VALLOTTON FÉLIX (1865-1925)
La quête d’un style
En 1899, Félix Vallotton rompt avec la compagne de sa jeunesse pour épouser une veuve avec trois enfants, Gabrielle Rodrigues-Henriques, la fille du grand marchand parisien de tableaux, Alexandre Bernheim. Ce tournant dans sa vie infléchit le cours de son activité, qui sera désormais focalisée sur la peinture. En quête de renouveau et tandis que sa palette s’éclaircit, il s’écarte peu à peu de la représentation en plan, privilégiée par les nabis, pour s’orienter vers une spatialité plus proche de la vérité. Elle s’affirme dans des paysages inspirés de ses lieux de villégiature (Bretagne, Normandie) et dans des intérieurs où se lit son admiration pour les maîtres du xviie siècle hollandais ( Intérieur avec femme en rouge de dos, 1903). Il reste cependant en quête d’une formule qui ne soit qu’à lui, tout à la fois moderne et rattachée à la tradition. Ce projet prend forme à la fin de 1904 lorsqu’il modèle quelques statuettes de femmes nues. Elles ouvrent la voie à près de quatre années vouées à la figure et au nu (Le Repos des modèles, 1905), y compris dans de grandes toiles à sujet mythologique (L’Enlèvement d’Europe, 1908) ou allégorique (La Haine, 1908). Au terme de cette révision, Vallotton se sait en possession du style personnel auquel il aspirait et qu’il s’appliquera le restant de sa vie à parfaire. Sous l’égide d’Ingres, son maître par excellence, il vise la synthèse, privilégiant la ligne et la forme serrée dans son contour.

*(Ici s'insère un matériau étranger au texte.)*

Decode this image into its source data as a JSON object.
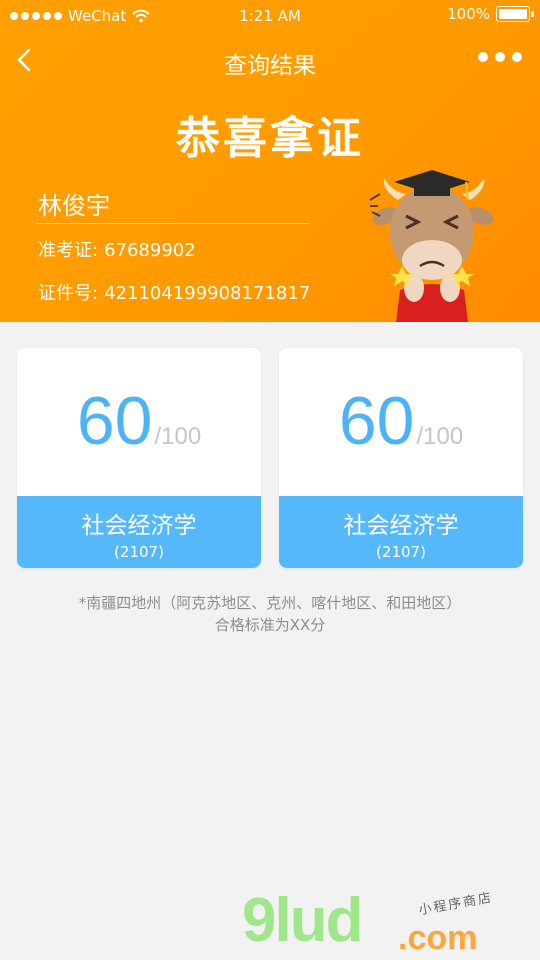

En 1909, il se remet à peindre des paysages, qu’il recompose dans l’atelier d’après des notes tracées sur le motif. En alternance avec des nus, des figures et des natures mortes, il multiplie les paysages au gré de ses villégiatures en Normandie, de ses campagnes aux quatre coins de la France, de ses voyages en Italie, en Suisse et en Russie (1913), puis des hivers qu’il passe à Cagnes-sur-Mer à partir de 1920.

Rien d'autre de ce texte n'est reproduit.